I have a use case where I need to retrieve metadata from a data lake using Flink SQL. Along the lines I create some simple selection statements as the following:
CREATE TABLE metadata1 AS SELECT table_name, column_name, column_type FROM metadata_table;
-- Additional statements here
I wrap these statements in a SET STATEMENT
block and execute them using executeSql on TableEnvironment. The results are stored in tables in the default catalog.
Next, I need to combine the retrieved data to dynamically create a new table with a statement like this, were column names and data types are results of the previous queries:
CREATE TABLE NewTable (`COLUMN1` VARCHAR, `COLUMN2` VARCHAR, `COLUMN3` VARCHAR)

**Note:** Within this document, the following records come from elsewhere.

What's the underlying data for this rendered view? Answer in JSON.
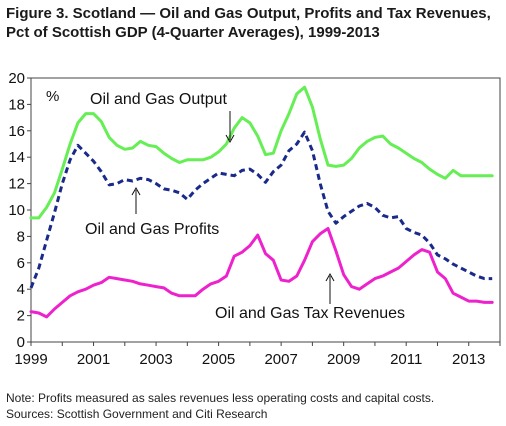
{
  "figure": {
    "title": "Figure 3. Scotland — Oil and Gas Output, Profits and Tax Revenues, Pct of Scottish GDP (4-Quarter Averages), 1999-2013",
    "note": "Note: Profits measured as sales revenues less operating costs and capital costs.",
    "sources": "Sources: Scottish Government and Citi Research"
  },
  "chart_data": {
    "type": "line",
    "ylabel": "%",
    "xlim": [
      1999,
      2014
    ],
    "ylim": [
      0,
      20
    ],
    "yticks": [
      0,
      2,
      4,
      6,
      8,
      10,
      12,
      14,
      16,
      18,
      20
    ],
    "xticks": [
      1999,
      2001,
      2003,
      2005,
      2007,
      2009,
      2011,
      2013
    ],
    "grid": false,
    "series": [
      {
        "name": "Oil and Gas Output",
        "color": "#66ee55",
        "style": "solid",
        "x": [
          1999.0,
          1999.25,
          1999.5,
          1999.75,
          2000.0,
          2000.25,
          2000.5,
          2000.75,
          2001.0,
          2001.25,
          2001.5,
          2001.75,
          2002.0,
          2002.25,
          2002.5,
          2002.75,
          2003.0,
          2003.25,
          2003.5,
          2003.75,
          2004.0,
          2004.25,
          2004.5,
          2004.75,
          2005.0,
          2005.25,
          2005.5,
          2005.75,
          2006.0,
          2006.25,
          2006.5,
          2006.75,
          2007.0,
          2007.25,
          2007.5,
          2007.75,
          2008.0,
          2008.25,
          2008.5,
          2008.75,
          2009.0,
          2009.25,
          2009.5,
          2009.75,
          2010.0,
          2010.25,
          2010.5,
          2010.75,
          2011.0,
          2011.25,
          2011.5,
          2011.75,
          2012.0,
          2012.25,
          2012.5,
          2012.75,
          2013.0,
          2013.25,
          2013.5,
          2013.75
        ],
        "values": [
          9.4,
          9.4,
          10.2,
          11.3,
          13.1,
          15.0,
          16.6,
          17.3,
          17.3,
          16.7,
          15.5,
          14.9,
          14.6,
          14.7,
          15.2,
          14.9,
          14.8,
          14.3,
          13.9,
          13.6,
          13.8,
          13.8,
          13.8,
          14.0,
          14.4,
          15.0,
          16.2,
          17.0,
          16.6,
          15.6,
          14.2,
          14.3,
          16.0,
          17.3,
          18.8,
          19.3,
          17.8,
          15.4,
          13.4,
          13.3,
          13.4,
          13.9,
          14.7,
          15.2,
          15.5,
          15.6,
          15.0,
          14.7,
          14.3,
          13.9,
          13.6,
          13.1,
          12.7,
          12.4,
          13.0,
          12.6,
          12.6,
          12.6,
          12.6,
          12.6
        ]
      },
      {
        "name": "Oil and Gas Profits",
        "color": "#1a2a8a",
        "style": "dashed",
        "x": [
          1999.0,
          1999.25,
          1999.5,
          1999.75,
          2000.0,
          2000.25,
          2000.5,
          2000.75,
          2001.0,
          2001.25,
          2001.5,
          2001.75,
          2002.0,
          2002.25,
          2002.5,
          2002.75,
          2003.0,
          2003.25,
          2003.5,
          2003.75,
          2004.0,
          2004.25,
          2004.5,
          2004.75,
          2005.0,
          2005.25,
          2005.5,
          2005.75,
          2006.0,
          2006.25,
          2006.5,
          2006.75,
          2007.0,
          2007.25,
          2007.5,
          2007.75,
          2008.0,
          2008.25,
          2008.5,
          2008.75,
          2009.0,
          2009.25,
          2009.5,
          2009.75,
          2010.0,
          2010.25,
          2010.5,
          2010.75,
          2011.0,
          2011.25,
          2011.5,
          2011.75,
          2012.0,
          2012.25,
          2012.5,
          2012.75,
          2013.0,
          2013.25,
          2013.5,
          2013.75
        ],
        "values": [
          4.1,
          5.6,
          7.7,
          9.8,
          12.0,
          13.8,
          14.9,
          14.3,
          13.7,
          12.9,
          11.9,
          12.0,
          12.3,
          12.2,
          12.4,
          12.3,
          12.0,
          11.6,
          11.5,
          11.3,
          10.8,
          11.5,
          12.0,
          12.4,
          12.8,
          12.7,
          12.6,
          13.0,
          13.1,
          12.7,
          12.1,
          12.9,
          13.4,
          14.5,
          15.0,
          15.9,
          14.5,
          12.0,
          9.9,
          9.0,
          9.5,
          9.9,
          10.3,
          10.5,
          10.2,
          9.6,
          9.4,
          9.5,
          8.6,
          8.3,
          8.1,
          7.5,
          6.6,
          6.3,
          5.9,
          5.6,
          5.3,
          5.0,
          4.8,
          4.8
        ]
      },
      {
        "name": "Oil and Gas Tax Revenues",
        "color": "#ee22cc",
        "style": "solid",
        "x": [
          1999.0,
          1999.25,
          1999.5,
          1999.75,
          2000.0,
          2000.25,
          2000.5,
          2000.75,
          2001.0,
          2001.25,
          2001.5,
          2001.75,
          2002.0,
          2002.25,
          2002.5,
          2002.75,
          2003.0,
          2003.25,
          2003.5,
          2003.75,
          2004.0,
          2004.25,
          2004.5,
          2004.75,
          2005.0,
          2005.25,
          2005.5,
          2005.75,
          2006.0,
          2006.25,
          2006.5,
          2006.75,
          2007.0,
          2007.25,
          2007.5,
          2007.75,
          2008.0,
          2008.25,
          2008.5,
          2008.75,
          2009.0,
          2009.25,
          2009.5,
          2009.75,
          2010.0,
          2010.25,
          2010.5,
          2010.75,
          2011.0,
          2011.25,
          2011.5,
          2011.75,
          2012.0,
          2012.25,
          2012.5,
          2012.75,
          2013.0,
          2013.25,
          2013.5,
          2013.75
        ],
        "values": [
          2.3,
          2.2,
          1.9,
          2.5,
          3.0,
          3.5,
          3.8,
          4.0,
          4.3,
          4.5,
          4.9,
          4.8,
          4.7,
          4.6,
          4.4,
          4.3,
          4.2,
          4.1,
          3.7,
          3.5,
          3.5,
          3.5,
          4.0,
          4.4,
          4.6,
          5.0,
          6.5,
          6.8,
          7.3,
          8.1,
          6.7,
          6.2,
          4.7,
          4.6,
          5.0,
          6.2,
          7.6,
          8.2,
          8.6,
          6.9,
          5.1,
          4.2,
          4.0,
          4.4,
          4.8,
          5.0,
          5.3,
          5.6,
          6.1,
          6.6,
          7.0,
          6.8,
          5.3,
          4.8,
          3.7,
          3.4,
          3.1,
          3.1,
          3.0,
          3.0
        ]
      }
    ]
  }
}
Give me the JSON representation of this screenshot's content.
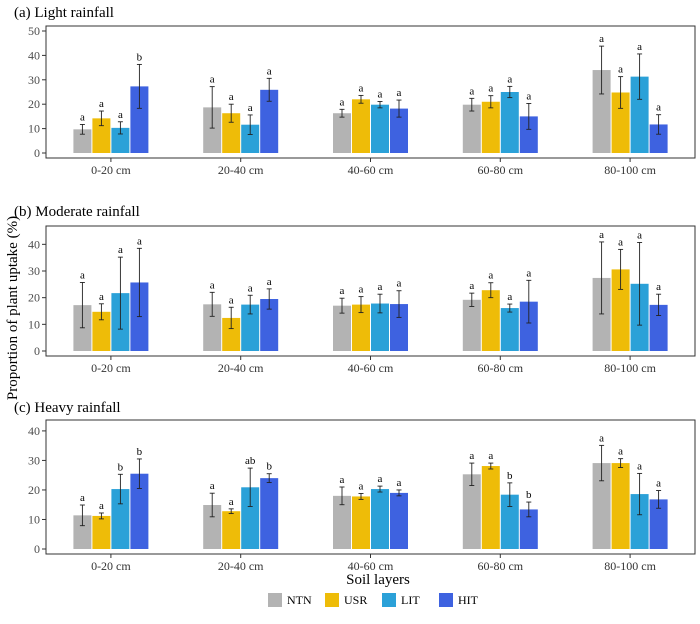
{
  "chart_data": {
    "type": "bar",
    "ylabel": "Proportion of plant uptake (%)",
    "xlabel": "Soil layers",
    "categories": [
      "0-20 cm",
      "20-40 cm",
      "40-60 cm",
      "60-80 cm",
      "80-100 cm"
    ],
    "legend": {
      "position": "bottom",
      "entries": [
        {
          "name": "NTN",
          "color": "#b3b3b3"
        },
        {
          "name": "USR",
          "color": "#eebc08"
        },
        {
          "name": "LIT",
          "color": "#2ba1d8"
        },
        {
          "name": "HIT",
          "color": "#3e62e0"
        }
      ]
    },
    "grid": false,
    "panels": [
      {
        "title": "(a) Light rainfall",
        "ylim": [
          0,
          50
        ],
        "yticks": [
          0,
          10,
          20,
          30,
          40,
          50
        ],
        "series": [
          {
            "name": "NTN",
            "values": [
              9.7,
              18.7,
              16.3,
              19.8,
              34.0
            ],
            "errors": [
              2.0,
              8.5,
              1.6,
              2.6,
              9.8
            ],
            "labels": [
              "a",
              "a",
              "a",
              "a",
              "a"
            ]
          },
          {
            "name": "USR",
            "values": [
              14.2,
              16.3,
              22.0,
              21.0,
              24.8
            ],
            "errors": [
              3.0,
              3.7,
              1.6,
              2.5,
              6.5
            ],
            "labels": [
              "a",
              "a",
              "a",
              "a",
              "a"
            ]
          },
          {
            "name": "LIT",
            "values": [
              10.3,
              11.6,
              19.8,
              25.0,
              31.3
            ],
            "errors": [
              2.5,
              4.0,
              1.3,
              2.3,
              9.3
            ],
            "labels": [
              "a",
              "a",
              "a",
              "a",
              "a"
            ]
          },
          {
            "name": "HIT",
            "values": [
              27.3,
              25.9,
              18.2,
              15.0,
              11.7
            ],
            "errors": [
              9.0,
              4.7,
              3.5,
              5.3,
              4.0
            ],
            "labels": [
              "b",
              "a",
              "a",
              "a",
              "a"
            ]
          }
        ]
      },
      {
        "title": "(b) Moderate rainfall",
        "ylim": [
          0,
          45
        ],
        "yticks": [
          0,
          10,
          20,
          30,
          40
        ],
        "series": [
          {
            "name": "NTN",
            "values": [
              17.2,
              17.5,
              17.0,
              19.2,
              27.4
            ],
            "errors": [
              8.5,
              4.5,
              2.8,
              2.5,
              13.5
            ],
            "labels": [
              "a",
              "a",
              "a",
              "a",
              "a"
            ]
          },
          {
            "name": "USR",
            "values": [
              14.7,
              12.4,
              17.4,
              22.8,
              30.6
            ],
            "errors": [
              3.0,
              4.0,
              3.0,
              2.8,
              7.5
            ],
            "labels": [
              "a",
              "a",
              "a",
              "a",
              "a"
            ]
          },
          {
            "name": "LIT",
            "values": [
              21.7,
              17.4,
              17.8,
              16.1,
              25.2
            ],
            "errors": [
              13.5,
              3.5,
              3.5,
              1.5,
              15.5
            ],
            "labels": [
              "a",
              "a",
              "a",
              "a",
              "a"
            ]
          },
          {
            "name": "HIT",
            "values": [
              25.7,
              19.5,
              17.6,
              18.5,
              17.3
            ],
            "errors": [
              12.8,
              3.8,
              5.0,
              8.0,
              4.0
            ],
            "labels": [
              "a",
              "a",
              "a",
              "a",
              "a"
            ]
          }
        ]
      },
      {
        "title": "(c) Heavy rainfall",
        "ylim": [
          0,
          42
        ],
        "yticks": [
          0,
          10,
          20,
          30,
          40
        ],
        "series": [
          {
            "name": "NTN",
            "values": [
              11.4,
              14.9,
              18.0,
              25.3,
              29.1
            ],
            "errors": [
              3.5,
              4.0,
              3.0,
              3.8,
              6.0
            ],
            "labels": [
              "a",
              "a",
              "a",
              "a",
              "a"
            ]
          },
          {
            "name": "USR",
            "values": [
              11.2,
              12.8,
              17.8,
              28.1,
              29.1
            ],
            "errors": [
              1.0,
              0.8,
              1.0,
              1.0,
              1.5
            ],
            "labels": [
              "a",
              "a",
              "a",
              "a",
              "a"
            ]
          },
          {
            "name": "LIT",
            "values": [
              20.3,
              20.9,
              20.3,
              18.4,
              18.6
            ],
            "errors": [
              5.0,
              6.5,
              1.0,
              4.0,
              7.0
            ],
            "labels": [
              "b",
              "ab",
              "a",
              "b",
              "a"
            ]
          },
          {
            "name": "HIT",
            "values": [
              25.5,
              24.0,
              19.0,
              13.4,
              16.8
            ],
            "errors": [
              5.0,
              1.5,
              1.0,
              2.5,
              3.0
            ],
            "labels": [
              "b",
              "b",
              "a",
              "b",
              "a"
            ]
          }
        ]
      }
    ]
  }
}
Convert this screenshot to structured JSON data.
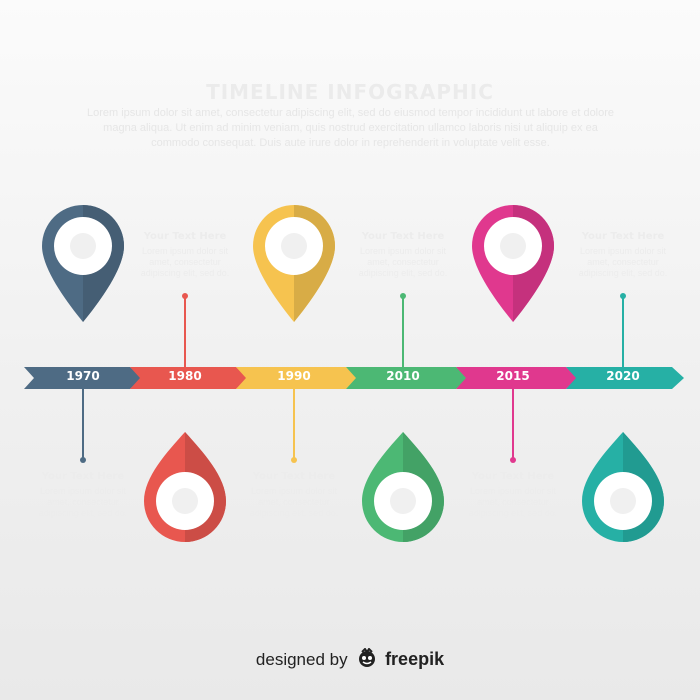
{
  "title": "TIMELINE INFOGRAPHIC",
  "intro": "Lorem ipsum dolor sit amet, consectetur adipiscing elit, sed do eiusmod tempor incididunt ut labore et dolore magna aliqua. Ut enim ad minim veniam, quis nostrud exercitation ullamco laboris nisi ut aliquip ex ea commodo consequat. Duis aute irure dolor in reprehenderit in voluptate velit esse.",
  "steps": [
    {
      "year": "1970",
      "color": "#4e6b84",
      "icon": "bulb-icon",
      "title": "Your Text Here",
      "body": "Lorem ipsum dolor sit amet, consectetur adipiscing elit, sed do."
    },
    {
      "year": "1980",
      "color": "#e8574f",
      "icon": "cloud-icon",
      "title": "Your Text Here",
      "body": "Lorem ipsum dolor sit amet, consectetur adipiscing elit, sed do."
    },
    {
      "year": "1990",
      "color": "#f6c34f",
      "icon": "bulb-icon",
      "title": "Your Text Here",
      "body": "Lorem ipsum dolor sit amet, consectetur adipiscing elit, sed do."
    },
    {
      "year": "2010",
      "color": "#4cb874",
      "icon": "key-icon",
      "title": "Your Text Here",
      "body": "Lorem ipsum dolor sit amet, consectetur adipiscing elit, sed do."
    },
    {
      "year": "2015",
      "color": "#e0388e",
      "icon": "globe-icon",
      "title": "Your Text Here",
      "body": "Lorem ipsum dolor sit amet, consectetur adipiscing elit, sed do."
    },
    {
      "year": "2020",
      "color": "#26b0a5",
      "icon": "gear-icon",
      "title": "Your Text Here",
      "body": "Lorem ipsum dolor sit amet, consectetur adipiscing elit, sed do."
    }
  ],
  "credit": {
    "prefix": "designed by",
    "brand": "freepik",
    "logo_icon": "freepik-logo-icon"
  }
}
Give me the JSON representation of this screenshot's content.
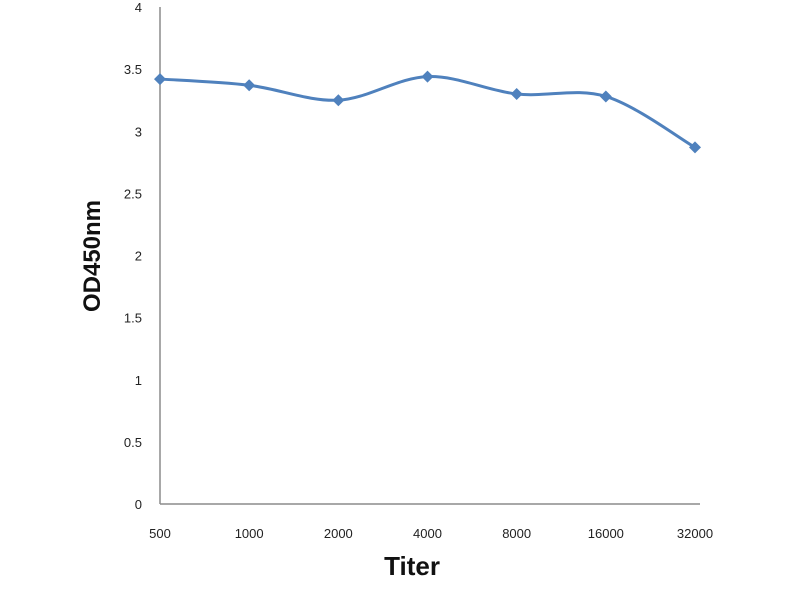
{
  "chart_data": {
    "type": "line",
    "categories": [
      "500",
      "1000",
      "2000",
      "4000",
      "8000",
      "16000",
      "32000"
    ],
    "values": [
      3.42,
      3.37,
      3.25,
      3.44,
      3.3,
      3.28,
      2.87
    ],
    "xlabel": "Titer",
    "ylabel": "OD450nm",
    "ylim": [
      0,
      4
    ],
    "yticks": [
      "0",
      "0.5",
      "1",
      "1.5",
      "2",
      "2.5",
      "3",
      "3.5",
      "4"
    ],
    "grid": false,
    "legend": "none",
    "line_color": "#4F81BD",
    "axis_color": "#8C8C8C"
  }
}
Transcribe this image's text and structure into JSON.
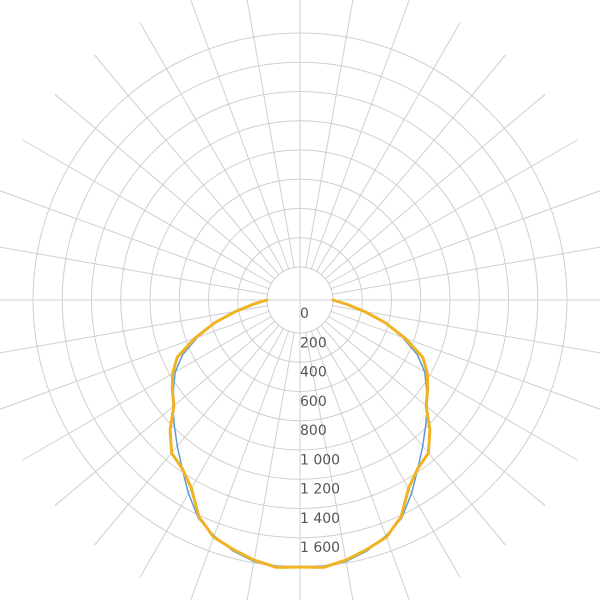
{
  "chart_data": {
    "type": "polar-line",
    "title": "",
    "radial_axis": {
      "range": [
        0,
        1600
      ],
      "tick_values": [
        0,
        200,
        400,
        600,
        800,
        1000,
        1200,
        1400,
        1600
      ],
      "tick_labels": [
        "0",
        "200",
        "400",
        "600",
        "800",
        "1 000",
        "1 200",
        "1 400",
        "1 600"
      ]
    },
    "angular_axis": {
      "spoke_step_deg": 10,
      "zero_direction": "down",
      "symmetric": true
    },
    "grid": true,
    "legend": "none",
    "series": [
      {
        "color": "#5b9bd5",
        "line_width": 1.5,
        "angles_deg": [
          0,
          5,
          10,
          15,
          20,
          25,
          30,
          35,
          40,
          45,
          50,
          55,
          60,
          65,
          70,
          75,
          80,
          85,
          90
        ],
        "values": [
          1600,
          1600,
          1590,
          1550,
          1490,
          1420,
          1300,
          1180,
          1080,
          990,
          910,
          830,
          760,
          660,
          520,
          380,
          220,
          90,
          0
        ]
      },
      {
        "color": "#f0b323",
        "line_width": 3,
        "angles_deg": [
          0,
          5,
          10,
          15,
          20,
          25,
          30,
          35,
          40,
          45,
          50,
          55,
          60,
          65,
          70,
          75,
          80,
          85,
          90
        ],
        "values": [
          1600,
          1610,
          1580,
          1540,
          1500,
          1410,
          1260,
          1180,
          1140,
          1030,
          900,
          840,
          780,
          700,
          540,
          380,
          220,
          90,
          0
        ]
      }
    ]
  }
}
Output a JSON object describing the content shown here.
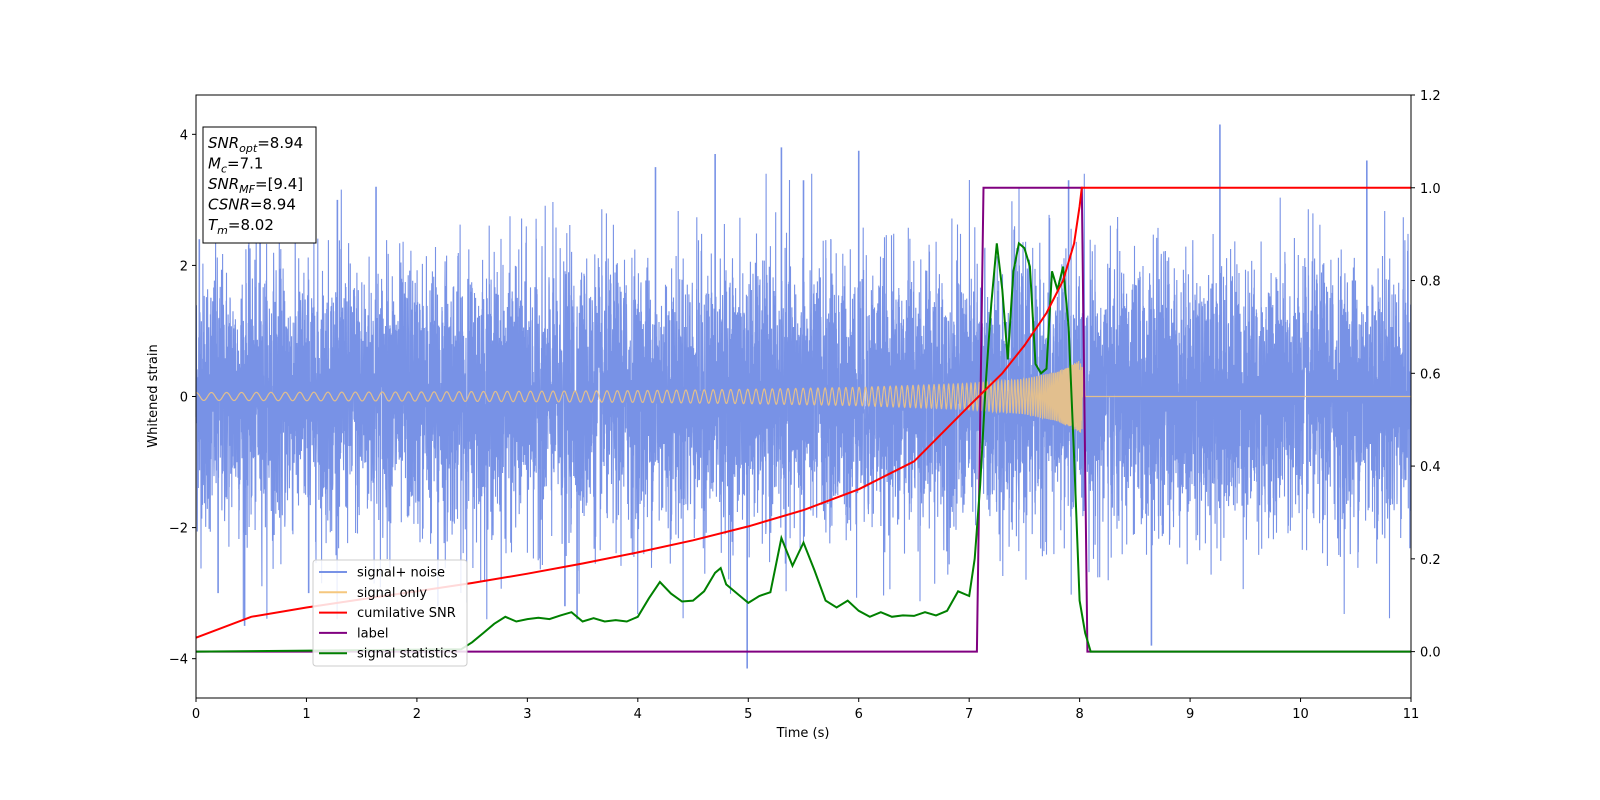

To achieve this, I need to switch from Flink SQL
to the DataStream API
, retrieve the data from the previous step, and map it according to some basic filter rules to create the final statement. After that I need to switch back to the Flink SQL API to perform some joins to produce my desired results.
My problem is that each call to executeSql
or execute
in case of DataStream API triggers a new job in Flink. This means I can’t execute the entire process as a single Flink application. It seems I need to deploy several Flink applications and use a workflow orchestrator to step through the process and achieve the desired outcome.
Is there a way to streamline this process within a single Flink application (preferably using a more declarative approach like Flink SQL), or is my understanding correct that I need multiple applications and a workflow orchestrator?